Wat de waarde van deze ideeën ook moge zijn, ze zijn door Marxisten gebruikt om het Leninistische-Stalinistische totalitarisme te rechtvaardigen, want we kunnen tenslotte niet verwachten dat de postrevolutionaire maatschappij onmiddellijk de libertair-democratische doelen van het klassieke communisme zal vervullen. Dit was niet de bedoeling van Marx, maar het is de manier waarop het begrip ‘overgangsperiode’ werd gebruikt door Marxistisch-Leninisten. Noch Marx noch Malatesta geloofden dat het mogelijk was om onmiddellijk naar een volledig klasseloze, geldloze, niet-dwingende, niet-onderdrukkende samenleving te gaan.
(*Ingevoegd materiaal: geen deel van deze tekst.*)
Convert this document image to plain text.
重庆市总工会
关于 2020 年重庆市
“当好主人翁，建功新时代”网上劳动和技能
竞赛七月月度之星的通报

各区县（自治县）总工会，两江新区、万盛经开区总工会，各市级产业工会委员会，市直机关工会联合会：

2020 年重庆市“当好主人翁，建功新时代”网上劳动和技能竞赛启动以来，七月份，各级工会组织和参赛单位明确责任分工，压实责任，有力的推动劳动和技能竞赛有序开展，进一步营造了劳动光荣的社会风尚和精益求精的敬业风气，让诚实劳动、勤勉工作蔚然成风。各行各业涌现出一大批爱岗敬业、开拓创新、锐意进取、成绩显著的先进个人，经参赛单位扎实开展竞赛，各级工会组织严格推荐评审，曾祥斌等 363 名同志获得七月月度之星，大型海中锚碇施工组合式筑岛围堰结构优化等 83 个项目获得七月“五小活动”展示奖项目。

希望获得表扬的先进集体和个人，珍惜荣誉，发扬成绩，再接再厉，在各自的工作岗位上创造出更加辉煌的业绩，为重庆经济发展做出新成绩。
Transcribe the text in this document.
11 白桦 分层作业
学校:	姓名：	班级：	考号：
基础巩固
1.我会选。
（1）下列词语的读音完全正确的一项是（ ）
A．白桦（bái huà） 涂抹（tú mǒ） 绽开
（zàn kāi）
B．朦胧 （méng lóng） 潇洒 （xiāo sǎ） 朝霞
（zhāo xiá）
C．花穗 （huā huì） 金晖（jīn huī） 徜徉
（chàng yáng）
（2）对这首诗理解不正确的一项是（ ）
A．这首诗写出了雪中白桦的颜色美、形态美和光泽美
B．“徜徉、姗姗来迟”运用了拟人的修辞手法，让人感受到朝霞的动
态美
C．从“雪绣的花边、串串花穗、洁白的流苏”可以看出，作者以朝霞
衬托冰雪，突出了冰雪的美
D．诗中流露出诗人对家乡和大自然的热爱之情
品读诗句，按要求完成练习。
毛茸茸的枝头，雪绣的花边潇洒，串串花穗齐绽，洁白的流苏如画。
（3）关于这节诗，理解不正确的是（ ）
De visie van Marx op de transitie was echter ondanks zijn inzichten eerder rigide dan flexibel; hij beschreef specifieke kenmerken van de lagere fase van het communisme, die in de loop van het historisch proces zou plaatsvinden. Malatesta gaf er de voorkeur aan om voorstellen te doen terwijl hij zaken open liet voor pluralistisch experimenten. Marx geloofde ook dat een vorm van de staat noodzakelijk zal zijn – de ‘revolutionaire dictatuur van het proletariaat’ – in plaats van na te denken over hoe werkende mensen hun revolutie zouden kunnen beschermen en ondersteunen zonder de bureaucratisch-militaire machinerie van een staat. Malatesta pleitte voor een volks-militie.
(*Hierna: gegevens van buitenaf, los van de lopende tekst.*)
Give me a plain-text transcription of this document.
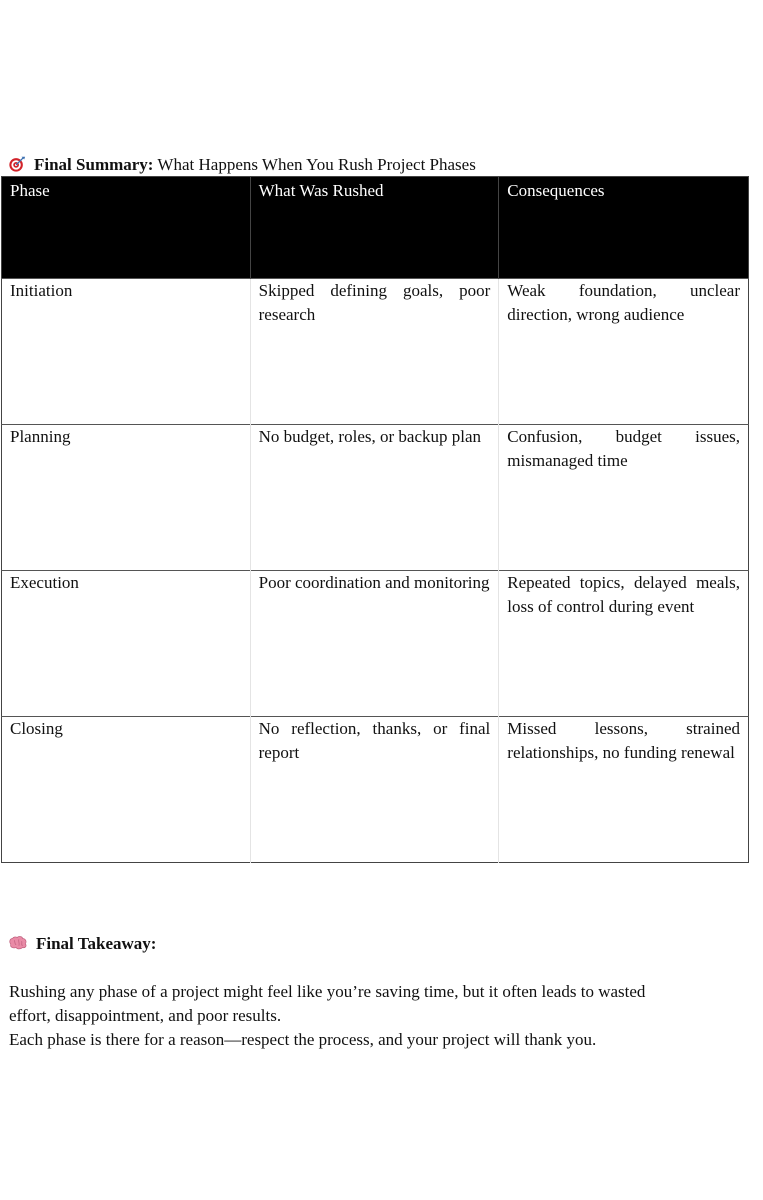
Final Summary: What Happens When You Rush Project Phases
Phase	What Was Rushed	Consequences
Initiation	Skipped defining goals, poor research	Weak foundation, unclear direction, wrong audience
Planning	No budget, roles, or backup plan	Confusion, budget issues, mismanaged time
Execution	Poor coordination and monitoring	Repeated topics, delayed meals, loss of control during event
Closing	No reflection, thanks, or final report	Missed lessons, strained relationships, no funding renewal
Final Takeaway:

Rushing any phase of a project might feel like you’re saving time, but it often leads to wasted effort, disappointment, and poor results.

Each phase is there for a reason—respect the process, and your project will thank you.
Om terug te keren naar Michael Albert’s kritiek op Malatesta: “Ja, ja, maar hoe?” Malatesta had geen uitgewerkt model voor wat het anarchistische socialisme zou moeten zijn onmiddellijk na een revolutie. Hij geloofde niet in zo’n benadering. Toch beweerde hij niet dat “alles maar moest kunnen.” Hij bepleitte dat werkende mensen de middelen van productie en distributie overnemen en zichzelf organiseren om ze rechtstreeks door vrije associatie en federatie te leiden. Het was gewoon zo’n zelfbestuurde maatschappij die in staat zou zijn tot een experimentele en flexibele methode. Dit was echter “altijd op voorwaarde dat er geen sprake is van onderdrukking of uitbuiting van anderen.” Hij was niet tegen speculatie of programma’s, zolang ze maar met een zekere bescheidenheid werden voorgesteld en de bereidheid hadden om ze in de praktijk te veranderen.
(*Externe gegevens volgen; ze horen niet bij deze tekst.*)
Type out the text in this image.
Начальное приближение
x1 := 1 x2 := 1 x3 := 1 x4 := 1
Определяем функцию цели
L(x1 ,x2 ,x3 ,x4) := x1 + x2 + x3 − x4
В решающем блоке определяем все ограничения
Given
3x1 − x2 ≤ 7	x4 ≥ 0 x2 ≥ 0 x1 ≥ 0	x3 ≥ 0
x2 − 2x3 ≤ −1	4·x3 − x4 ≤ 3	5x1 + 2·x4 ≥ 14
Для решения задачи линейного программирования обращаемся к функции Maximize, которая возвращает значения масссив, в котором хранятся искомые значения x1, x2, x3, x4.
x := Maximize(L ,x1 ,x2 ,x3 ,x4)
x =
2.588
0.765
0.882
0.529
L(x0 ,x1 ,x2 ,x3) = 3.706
Hij had wellicht waardering gehad voor Albert’s Parecon als een stel ideeën voor na een revolutie, hoewel niet als een voltooide blauwdruk voor wat moet worden gedaan. Zijn doel was het libertaire communisme, maar hij was bereid om in te zien dat de voortgang naar zijn doel via verschillende paden loopt.